I have been trying to make some cranberry recipes lately given the fact that cranberries are in season. These gluten free cranberry muffins happened yesterday and they are almost gone. So good…

Gluten free cranberry muffins | Eat Good 4 Life

These gluten free cranberry muffins are the perfect snack with a tall glass of milk. They are also perfect for school lunches. Since they are not that big my kids normally take two each. They love the fact that they are not too sweet and tart all at the same time.

While I use pecans in the batter you can use any other nuts of your choice. I like to add nuts to muffins because it adds protein, minerals, vitamins and healthy fats. I have used walnuts and pistachios before and they both work rather well.

For the milk of choice I used Silk unsweetened almond milk, which is the milk that we mostly drink. I love the fact that Silk is enrolled in and verified by the Non-GMO Project. A little piece of mind for the family.

I always choose unsweetened Silk varieties, as I like to have control over the sweetness of what it is that we eat.

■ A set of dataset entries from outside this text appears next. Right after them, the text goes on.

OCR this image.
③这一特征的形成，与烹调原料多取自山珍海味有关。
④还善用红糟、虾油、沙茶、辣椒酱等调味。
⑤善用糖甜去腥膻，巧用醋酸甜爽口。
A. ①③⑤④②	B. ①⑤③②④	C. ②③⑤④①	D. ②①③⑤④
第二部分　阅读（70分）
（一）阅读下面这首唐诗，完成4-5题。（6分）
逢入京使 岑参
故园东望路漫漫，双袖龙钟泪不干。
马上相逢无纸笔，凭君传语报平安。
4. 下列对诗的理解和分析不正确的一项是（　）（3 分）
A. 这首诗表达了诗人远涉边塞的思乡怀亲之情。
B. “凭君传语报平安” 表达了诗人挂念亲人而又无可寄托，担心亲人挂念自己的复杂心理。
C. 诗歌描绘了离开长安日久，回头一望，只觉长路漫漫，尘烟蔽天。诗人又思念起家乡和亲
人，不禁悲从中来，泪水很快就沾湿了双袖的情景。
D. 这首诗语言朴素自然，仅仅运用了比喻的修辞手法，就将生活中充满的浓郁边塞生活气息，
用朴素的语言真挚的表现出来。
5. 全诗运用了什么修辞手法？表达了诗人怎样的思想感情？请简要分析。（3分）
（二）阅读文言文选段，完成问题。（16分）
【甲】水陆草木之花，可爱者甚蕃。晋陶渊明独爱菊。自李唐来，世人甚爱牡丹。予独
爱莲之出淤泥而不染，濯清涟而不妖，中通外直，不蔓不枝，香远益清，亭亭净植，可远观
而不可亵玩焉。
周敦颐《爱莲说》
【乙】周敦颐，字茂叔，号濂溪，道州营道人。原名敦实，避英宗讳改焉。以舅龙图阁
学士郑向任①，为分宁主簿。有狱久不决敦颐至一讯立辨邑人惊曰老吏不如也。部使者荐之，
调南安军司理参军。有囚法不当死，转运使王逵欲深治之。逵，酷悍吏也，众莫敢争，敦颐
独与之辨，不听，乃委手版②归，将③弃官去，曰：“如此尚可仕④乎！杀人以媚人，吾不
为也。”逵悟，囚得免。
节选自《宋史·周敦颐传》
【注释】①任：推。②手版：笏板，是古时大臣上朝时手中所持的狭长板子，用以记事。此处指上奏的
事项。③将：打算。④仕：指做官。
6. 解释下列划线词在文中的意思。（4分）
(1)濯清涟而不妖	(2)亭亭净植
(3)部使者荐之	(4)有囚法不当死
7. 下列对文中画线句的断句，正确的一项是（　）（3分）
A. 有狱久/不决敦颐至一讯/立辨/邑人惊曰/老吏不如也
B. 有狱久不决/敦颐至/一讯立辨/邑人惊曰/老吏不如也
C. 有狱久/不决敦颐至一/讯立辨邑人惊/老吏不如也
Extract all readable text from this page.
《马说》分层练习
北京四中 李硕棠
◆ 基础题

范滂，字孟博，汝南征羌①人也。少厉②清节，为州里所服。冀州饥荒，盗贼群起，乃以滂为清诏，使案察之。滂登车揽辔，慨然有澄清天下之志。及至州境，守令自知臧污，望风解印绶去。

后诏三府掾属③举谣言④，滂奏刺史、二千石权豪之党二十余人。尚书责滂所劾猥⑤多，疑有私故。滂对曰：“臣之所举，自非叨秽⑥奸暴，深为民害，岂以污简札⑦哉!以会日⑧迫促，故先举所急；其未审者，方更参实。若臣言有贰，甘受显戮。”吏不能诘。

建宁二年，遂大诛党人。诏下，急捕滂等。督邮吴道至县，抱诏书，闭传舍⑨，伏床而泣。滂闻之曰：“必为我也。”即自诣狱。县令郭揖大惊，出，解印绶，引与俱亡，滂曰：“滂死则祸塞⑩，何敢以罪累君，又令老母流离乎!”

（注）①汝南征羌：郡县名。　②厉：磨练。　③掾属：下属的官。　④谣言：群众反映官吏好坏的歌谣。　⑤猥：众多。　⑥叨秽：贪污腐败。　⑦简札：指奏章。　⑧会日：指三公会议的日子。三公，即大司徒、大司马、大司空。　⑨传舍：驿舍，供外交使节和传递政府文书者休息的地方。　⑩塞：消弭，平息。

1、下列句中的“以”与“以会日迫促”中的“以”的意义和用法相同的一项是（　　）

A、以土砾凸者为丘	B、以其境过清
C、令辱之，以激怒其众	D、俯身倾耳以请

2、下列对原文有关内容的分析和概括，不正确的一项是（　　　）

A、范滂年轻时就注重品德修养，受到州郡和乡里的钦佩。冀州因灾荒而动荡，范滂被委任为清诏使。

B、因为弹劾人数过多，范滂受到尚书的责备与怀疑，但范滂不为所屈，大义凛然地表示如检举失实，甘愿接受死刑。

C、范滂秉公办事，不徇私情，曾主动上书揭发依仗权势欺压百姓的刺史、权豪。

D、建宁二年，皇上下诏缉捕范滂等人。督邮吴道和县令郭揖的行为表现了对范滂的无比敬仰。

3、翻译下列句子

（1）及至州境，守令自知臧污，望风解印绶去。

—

These little beauties are only 180 calories of pure goodness. If you are having them for breakfast they will keep you full for a while. They are also great in soluble fiber, which naturally lowers cholesterol!

I am also trying to incorporate many more video recipe to my recipes so here it is one of the many I have done already. I hope it helps you on the process a little bit on how to make the muffins.

Well I hope you are having a good week thus far. I am trying to start my Christmas baking shortly so will see how that goes.

Enjoy!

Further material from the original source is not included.